Tout cela est "un peu court", pour reprendre la réplique trop connue de Cyrano. Car ces valeurs, au demeurant bien vagues, bien lacunaires et bien platement exprimées, n’appartiennent évidemment pas en propre à l’Europe, ni même à l’Occident, encore moins à la seule Europe communautaire, sauf à considérer, comme à la Belle Epoque, que l’Homme blanc est seul "porteur de civilisation" et qu’il est investi d’une mission civilisatrice et conquérante à l’échelle de la planète. Bien dangereuse conception, en vérité.

Il est vrai, comme nous l’avons déjà plusieurs fois souligné, que la "mondialisation" à laquelle nous assistons n’est au fond qu’une troisième vague de colonisation, et que mondialisme et néocolonialisme ne sont que les deux facettes d’une même réalité.

Plus surprenante encore est la définition des "valeurs qui fondent l’humanisme". A notre classique trilogie républicaine, en est substituée une autre : "l’égalité des êtres, la liberté, le respect de la raison". La fraternité ne serait-elle donc pas un sentiment européen ? Le mot, en tout cas, ne figure dans aucune phrase du préambule.

Et qu’est-ce que cette "égalité des êtres" ? L'égalité entre tous les êtres vivants, entre l’homme et le poisson rouge ? On peut craindre en effet que cette expression ne soit pas seulement une maladroite façon d’inclure la femme dans l’affirmation de l’égalité entre les hommes. Car les conventionnels proposent également aux Européens de se déclarer "conscients de leurs responsabilités à l’égard des générations futures et de la Terre". On n’est donc pas loin de l’écologie fondamentaliste et de la religion du Nouvel Age, dont les adeptes les plus illuminés s’illustrent depuis quelques années outre-Atlantique.

On sait par ailleurs qu’une allusion à l’héritage chrétien de l’Europe figurait dans la première version du préambule et qu’elle a disparu depuis. Elle a été remplacée dans un premier temps par une référence aux "civilisations hellénique et romaine "et aux "courants des Lumières" qui ont "nourri" son héritage, ainsi qu’à "l’élan spirituel qui l’a parcourue et est toujours présent dans son patrimoine". Cela même est maintenant gommé, de telle sorte – soit dit en passant – qu’aucun obstacle de principe ne s’oppose plus à l’entrée de la Turquie dans l’Union européenne, pas plus l’héritage hellénique et romain que la référence chrétienne.

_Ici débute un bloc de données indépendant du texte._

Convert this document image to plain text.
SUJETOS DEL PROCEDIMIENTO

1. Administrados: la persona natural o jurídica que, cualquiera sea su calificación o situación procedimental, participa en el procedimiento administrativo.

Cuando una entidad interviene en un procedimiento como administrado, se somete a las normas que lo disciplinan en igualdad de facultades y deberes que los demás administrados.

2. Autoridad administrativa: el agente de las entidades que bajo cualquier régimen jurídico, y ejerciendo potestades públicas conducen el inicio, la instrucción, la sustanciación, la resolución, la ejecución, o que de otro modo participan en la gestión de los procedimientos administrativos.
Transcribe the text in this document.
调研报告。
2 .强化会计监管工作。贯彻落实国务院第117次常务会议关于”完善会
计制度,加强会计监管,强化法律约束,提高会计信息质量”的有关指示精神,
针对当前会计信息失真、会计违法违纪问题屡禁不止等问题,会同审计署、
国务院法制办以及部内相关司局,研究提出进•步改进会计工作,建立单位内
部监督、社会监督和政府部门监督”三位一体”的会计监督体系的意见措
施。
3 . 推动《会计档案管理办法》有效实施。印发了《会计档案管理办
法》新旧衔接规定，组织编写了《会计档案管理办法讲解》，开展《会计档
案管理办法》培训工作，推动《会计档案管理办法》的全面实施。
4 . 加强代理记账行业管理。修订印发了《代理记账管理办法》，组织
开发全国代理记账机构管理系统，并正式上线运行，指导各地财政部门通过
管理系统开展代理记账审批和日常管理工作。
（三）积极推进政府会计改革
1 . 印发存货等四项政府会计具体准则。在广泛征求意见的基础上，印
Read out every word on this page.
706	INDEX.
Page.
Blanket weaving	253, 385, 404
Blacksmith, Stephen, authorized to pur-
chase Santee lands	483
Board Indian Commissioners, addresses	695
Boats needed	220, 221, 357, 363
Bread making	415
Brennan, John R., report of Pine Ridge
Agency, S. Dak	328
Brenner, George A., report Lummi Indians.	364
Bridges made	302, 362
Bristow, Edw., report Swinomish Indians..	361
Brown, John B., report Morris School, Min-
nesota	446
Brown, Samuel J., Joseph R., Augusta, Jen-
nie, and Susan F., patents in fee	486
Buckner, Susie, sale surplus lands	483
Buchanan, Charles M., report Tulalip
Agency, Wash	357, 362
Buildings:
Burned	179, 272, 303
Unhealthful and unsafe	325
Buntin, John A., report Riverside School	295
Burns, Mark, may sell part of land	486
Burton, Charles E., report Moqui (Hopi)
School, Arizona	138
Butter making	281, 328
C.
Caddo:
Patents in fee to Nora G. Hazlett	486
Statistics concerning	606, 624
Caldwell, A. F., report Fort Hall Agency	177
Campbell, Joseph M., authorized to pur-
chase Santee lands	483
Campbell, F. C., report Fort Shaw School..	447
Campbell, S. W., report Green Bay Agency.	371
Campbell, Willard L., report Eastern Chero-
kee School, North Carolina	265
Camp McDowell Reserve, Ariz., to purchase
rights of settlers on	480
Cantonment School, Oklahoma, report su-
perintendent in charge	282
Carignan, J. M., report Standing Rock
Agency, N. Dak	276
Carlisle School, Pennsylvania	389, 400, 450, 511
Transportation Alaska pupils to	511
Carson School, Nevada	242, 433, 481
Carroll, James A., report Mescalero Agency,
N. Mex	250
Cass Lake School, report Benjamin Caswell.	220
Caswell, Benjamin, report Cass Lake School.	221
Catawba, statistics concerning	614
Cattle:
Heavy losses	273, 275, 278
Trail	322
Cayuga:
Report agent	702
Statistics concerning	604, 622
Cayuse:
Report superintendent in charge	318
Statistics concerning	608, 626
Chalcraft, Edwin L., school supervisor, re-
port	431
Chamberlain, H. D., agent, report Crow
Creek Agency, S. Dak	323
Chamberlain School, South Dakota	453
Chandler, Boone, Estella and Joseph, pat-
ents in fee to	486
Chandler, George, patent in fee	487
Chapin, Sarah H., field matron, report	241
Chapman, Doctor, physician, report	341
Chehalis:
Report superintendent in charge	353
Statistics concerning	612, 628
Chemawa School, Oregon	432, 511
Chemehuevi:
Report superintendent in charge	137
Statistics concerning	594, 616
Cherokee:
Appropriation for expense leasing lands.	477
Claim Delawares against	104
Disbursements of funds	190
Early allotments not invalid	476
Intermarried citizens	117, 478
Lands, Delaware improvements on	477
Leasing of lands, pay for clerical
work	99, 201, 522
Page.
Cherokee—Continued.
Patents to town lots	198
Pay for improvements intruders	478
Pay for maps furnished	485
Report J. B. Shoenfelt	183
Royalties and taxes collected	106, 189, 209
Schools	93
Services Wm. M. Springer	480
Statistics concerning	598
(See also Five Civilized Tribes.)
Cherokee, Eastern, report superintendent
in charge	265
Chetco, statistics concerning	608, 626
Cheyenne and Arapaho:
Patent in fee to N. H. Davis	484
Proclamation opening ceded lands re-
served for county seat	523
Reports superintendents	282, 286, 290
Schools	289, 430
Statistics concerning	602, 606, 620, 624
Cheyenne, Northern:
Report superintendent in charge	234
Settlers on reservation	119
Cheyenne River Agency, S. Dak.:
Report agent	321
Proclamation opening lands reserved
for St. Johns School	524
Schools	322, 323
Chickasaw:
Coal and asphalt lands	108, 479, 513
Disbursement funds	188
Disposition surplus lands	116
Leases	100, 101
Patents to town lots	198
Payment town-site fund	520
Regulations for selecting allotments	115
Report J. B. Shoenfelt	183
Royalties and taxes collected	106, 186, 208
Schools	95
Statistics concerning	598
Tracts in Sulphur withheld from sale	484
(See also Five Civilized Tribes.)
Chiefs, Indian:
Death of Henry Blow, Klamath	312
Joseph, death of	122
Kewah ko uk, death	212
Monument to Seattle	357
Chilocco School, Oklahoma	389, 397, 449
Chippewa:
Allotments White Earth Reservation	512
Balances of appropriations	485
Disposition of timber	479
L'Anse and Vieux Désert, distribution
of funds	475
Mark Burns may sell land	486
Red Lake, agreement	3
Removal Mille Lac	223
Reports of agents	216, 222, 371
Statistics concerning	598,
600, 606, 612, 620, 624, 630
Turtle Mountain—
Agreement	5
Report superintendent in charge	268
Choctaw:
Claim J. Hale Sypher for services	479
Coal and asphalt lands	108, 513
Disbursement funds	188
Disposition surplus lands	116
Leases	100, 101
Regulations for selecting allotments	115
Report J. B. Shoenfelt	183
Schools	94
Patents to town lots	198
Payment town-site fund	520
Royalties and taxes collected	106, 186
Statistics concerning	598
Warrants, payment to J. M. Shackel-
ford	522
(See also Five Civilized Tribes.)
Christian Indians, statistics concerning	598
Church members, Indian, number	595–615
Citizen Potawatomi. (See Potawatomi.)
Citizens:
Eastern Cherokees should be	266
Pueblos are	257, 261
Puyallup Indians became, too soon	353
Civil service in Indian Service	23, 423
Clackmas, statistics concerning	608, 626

Des pétitions ont été lancées pour réintégrer la mention explicite du christianisme dans le préambule. Des Etats l’ont réclamée et la réclament encore. Le Pape lui-même s’en est mêlé. Le mieux pourtant, du point de vue des européistes, serait de jeter tout ce fatras aux orties : le respect de la raison, sans majuscule, mais qui rappelle trop le culte de la déesse du même nom ; la responsabilité vis-à-vis de la Terre, avec la majuscule qui la divinise; et tous ces héritages, religieux ou non, sur lesquels on ne réussit pas, semble-t-il, à se mettre d’accord.

La conférence intergouvernementale, qui doit maintenant examiner le texte, aurait également avantage à supprimer l’affirmation par laquelle s’ouvre le préambule et selon laquelle les "habitants" de l’Europe sont "venus par vagues successives depuis les premiers âges de l’humanité". On voit bien qu’en rappelant les "vagues" du passé, les conventionnels ont voulu légitimer celles du présent et de l’avenir. Mais n’est-ce pas nier l’idée même d’Europe? N’existe-t-il donc pas d’Européens véritables? Ne serions-nous que des nomades égarés? Ou cherche-t-on à singer l’Amérique en se donnant des airs – un peu usurpés, il faut le reconnaître – d’immigrants et de pionniers?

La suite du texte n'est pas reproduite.